The news was announced in October that CONGU were ending club and disability handicaps to make way for a new maximum competition handicap of 54, relaxing of supplementary scores rules and introducing 9 hole competitions to count towards handicap scores.
However, now that the rules have come in to effect, we thought it was time for a refresher of the new CONGU handicap changes.
"In view of the proposed introduction of the World Handicap System (WHS) these changes have been kept to a minimum and take into account some of the options likely to be adopted in the WHS, principal of which is to encourage players to submit more scores to their handicap record," CONGU's website says.
So what are the new CONGU handicap rules?

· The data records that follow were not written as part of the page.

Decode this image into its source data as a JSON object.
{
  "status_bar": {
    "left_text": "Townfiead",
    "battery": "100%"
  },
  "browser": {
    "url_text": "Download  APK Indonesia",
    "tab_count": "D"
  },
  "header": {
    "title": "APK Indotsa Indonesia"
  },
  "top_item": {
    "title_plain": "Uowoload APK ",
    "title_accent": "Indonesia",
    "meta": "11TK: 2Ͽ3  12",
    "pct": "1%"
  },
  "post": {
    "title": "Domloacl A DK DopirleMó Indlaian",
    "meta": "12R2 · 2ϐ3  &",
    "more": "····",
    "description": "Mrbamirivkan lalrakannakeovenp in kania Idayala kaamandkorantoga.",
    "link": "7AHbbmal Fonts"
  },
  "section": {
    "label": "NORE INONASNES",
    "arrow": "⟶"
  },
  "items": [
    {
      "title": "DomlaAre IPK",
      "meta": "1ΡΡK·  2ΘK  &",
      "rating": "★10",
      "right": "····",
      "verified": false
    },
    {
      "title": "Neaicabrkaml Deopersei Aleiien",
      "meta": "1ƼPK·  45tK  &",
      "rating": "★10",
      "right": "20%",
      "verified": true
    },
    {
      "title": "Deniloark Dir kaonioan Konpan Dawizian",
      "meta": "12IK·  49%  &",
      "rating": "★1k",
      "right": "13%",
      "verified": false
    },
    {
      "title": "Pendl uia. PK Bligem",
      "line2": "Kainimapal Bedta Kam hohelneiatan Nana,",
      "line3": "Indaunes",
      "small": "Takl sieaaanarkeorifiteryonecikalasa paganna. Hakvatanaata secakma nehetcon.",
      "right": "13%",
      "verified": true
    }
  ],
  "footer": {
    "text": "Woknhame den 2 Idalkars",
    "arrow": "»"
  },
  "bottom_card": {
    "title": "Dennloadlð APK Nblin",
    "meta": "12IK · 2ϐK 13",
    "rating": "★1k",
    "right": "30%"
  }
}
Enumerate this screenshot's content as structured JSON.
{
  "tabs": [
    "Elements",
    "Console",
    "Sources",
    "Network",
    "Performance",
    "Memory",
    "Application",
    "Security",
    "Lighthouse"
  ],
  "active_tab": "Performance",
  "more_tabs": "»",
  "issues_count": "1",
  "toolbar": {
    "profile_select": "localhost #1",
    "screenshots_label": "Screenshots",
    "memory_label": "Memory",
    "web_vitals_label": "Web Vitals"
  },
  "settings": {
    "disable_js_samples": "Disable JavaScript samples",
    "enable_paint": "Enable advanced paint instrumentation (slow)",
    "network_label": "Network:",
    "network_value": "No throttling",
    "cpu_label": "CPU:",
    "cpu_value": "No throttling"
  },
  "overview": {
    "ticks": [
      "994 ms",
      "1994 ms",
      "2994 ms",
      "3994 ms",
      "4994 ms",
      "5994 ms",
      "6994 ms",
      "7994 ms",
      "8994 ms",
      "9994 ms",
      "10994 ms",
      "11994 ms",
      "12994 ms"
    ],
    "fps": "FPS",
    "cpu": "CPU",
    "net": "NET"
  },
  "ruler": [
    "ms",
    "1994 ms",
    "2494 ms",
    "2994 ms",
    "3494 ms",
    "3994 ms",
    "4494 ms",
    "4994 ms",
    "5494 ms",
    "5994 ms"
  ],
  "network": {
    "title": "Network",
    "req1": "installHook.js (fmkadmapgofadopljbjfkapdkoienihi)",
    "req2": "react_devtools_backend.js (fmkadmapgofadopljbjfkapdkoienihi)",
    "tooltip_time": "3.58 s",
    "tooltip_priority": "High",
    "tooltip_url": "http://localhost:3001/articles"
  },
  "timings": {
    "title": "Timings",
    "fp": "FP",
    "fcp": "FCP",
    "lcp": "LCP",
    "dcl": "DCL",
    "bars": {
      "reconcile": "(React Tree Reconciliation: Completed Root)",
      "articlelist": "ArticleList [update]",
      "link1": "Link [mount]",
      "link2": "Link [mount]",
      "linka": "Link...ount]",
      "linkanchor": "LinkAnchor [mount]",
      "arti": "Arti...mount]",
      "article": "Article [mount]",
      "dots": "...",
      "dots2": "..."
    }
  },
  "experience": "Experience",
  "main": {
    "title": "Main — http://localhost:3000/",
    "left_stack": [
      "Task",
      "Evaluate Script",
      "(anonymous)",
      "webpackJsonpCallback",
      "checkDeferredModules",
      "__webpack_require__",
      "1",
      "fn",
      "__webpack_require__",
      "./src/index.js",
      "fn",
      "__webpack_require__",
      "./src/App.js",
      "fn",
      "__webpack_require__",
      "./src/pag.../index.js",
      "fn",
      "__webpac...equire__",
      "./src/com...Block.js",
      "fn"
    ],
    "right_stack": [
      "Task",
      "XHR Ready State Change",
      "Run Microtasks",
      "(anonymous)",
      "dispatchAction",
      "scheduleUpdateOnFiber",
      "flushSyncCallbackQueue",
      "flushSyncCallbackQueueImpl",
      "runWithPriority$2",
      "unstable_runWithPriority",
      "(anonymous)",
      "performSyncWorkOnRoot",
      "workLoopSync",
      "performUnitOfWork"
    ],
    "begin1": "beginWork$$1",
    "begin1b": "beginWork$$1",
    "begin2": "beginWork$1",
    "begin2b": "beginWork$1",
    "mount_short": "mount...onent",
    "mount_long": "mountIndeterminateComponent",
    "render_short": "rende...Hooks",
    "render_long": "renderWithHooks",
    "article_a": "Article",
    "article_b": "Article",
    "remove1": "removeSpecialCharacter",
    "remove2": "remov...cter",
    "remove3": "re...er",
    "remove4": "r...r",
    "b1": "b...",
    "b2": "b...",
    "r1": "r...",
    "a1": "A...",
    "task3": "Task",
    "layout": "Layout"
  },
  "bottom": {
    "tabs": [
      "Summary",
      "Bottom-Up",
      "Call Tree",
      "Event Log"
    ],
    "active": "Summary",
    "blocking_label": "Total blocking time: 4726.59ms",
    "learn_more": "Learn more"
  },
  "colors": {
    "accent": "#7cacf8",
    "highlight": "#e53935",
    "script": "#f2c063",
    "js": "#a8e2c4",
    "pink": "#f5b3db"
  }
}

Maximum handicap changed to 54.0
The biggest news is that as of January 1, a new Category 5 for Men and Category 6 for both Men and Women has been introduced, meaning that there will now be a maximum competition handicap of 54 for all golfers (replacing the old competition handicaps of 28 for men and 36 for women). Upward adjustment for all categories will remain at 0.1 and downward adjustments for Net Differentials below Buffer Zones will be 0.5 for Category 5 and 0.6 for Category 6.
The change comes as a direct result of the retirement of Club & Disability Handicaps – which CONGU say were removed due to their 'low impact'.
"After 1st January 2018 Handicap Committees can increase handicaps above the current limits of 28.0 and 36.0, and they will also increase above those limits automatically as a result of above Buffer Zone returns in Qualifying Competitions and Supplementary Score submissions."
Other CONGU Handicap Changes
Supplementary Scores – Relaxation of the rules to allow an unlimited number of score submissions per year and removal of the restriction of one per week. However, the restriction on Category 1 players will remain in place.
Mixed Tee Competitions – Reinforcement of the single CSS Adjustment Calculation. Having a single CSS adjustment for two or more competitions will provide a more equitable value when one of the competitions has a very low number of players. To overcome the technical IT implementation issues, the approach agreed will be to enter all scores into a single competition (and so a single CSS Adjustment Factor is calculated) with a facility within the software to allow the results to be separated for each group of competitors.
9 Hole Competitions – CONGU have introduced the option of 9-Hole Medal Competitions and 9-Hole Open Competitions. For handicap purposes, the 9-Hole Medal scores will be converted to Stableford and will appear as stableford on the players handicap record.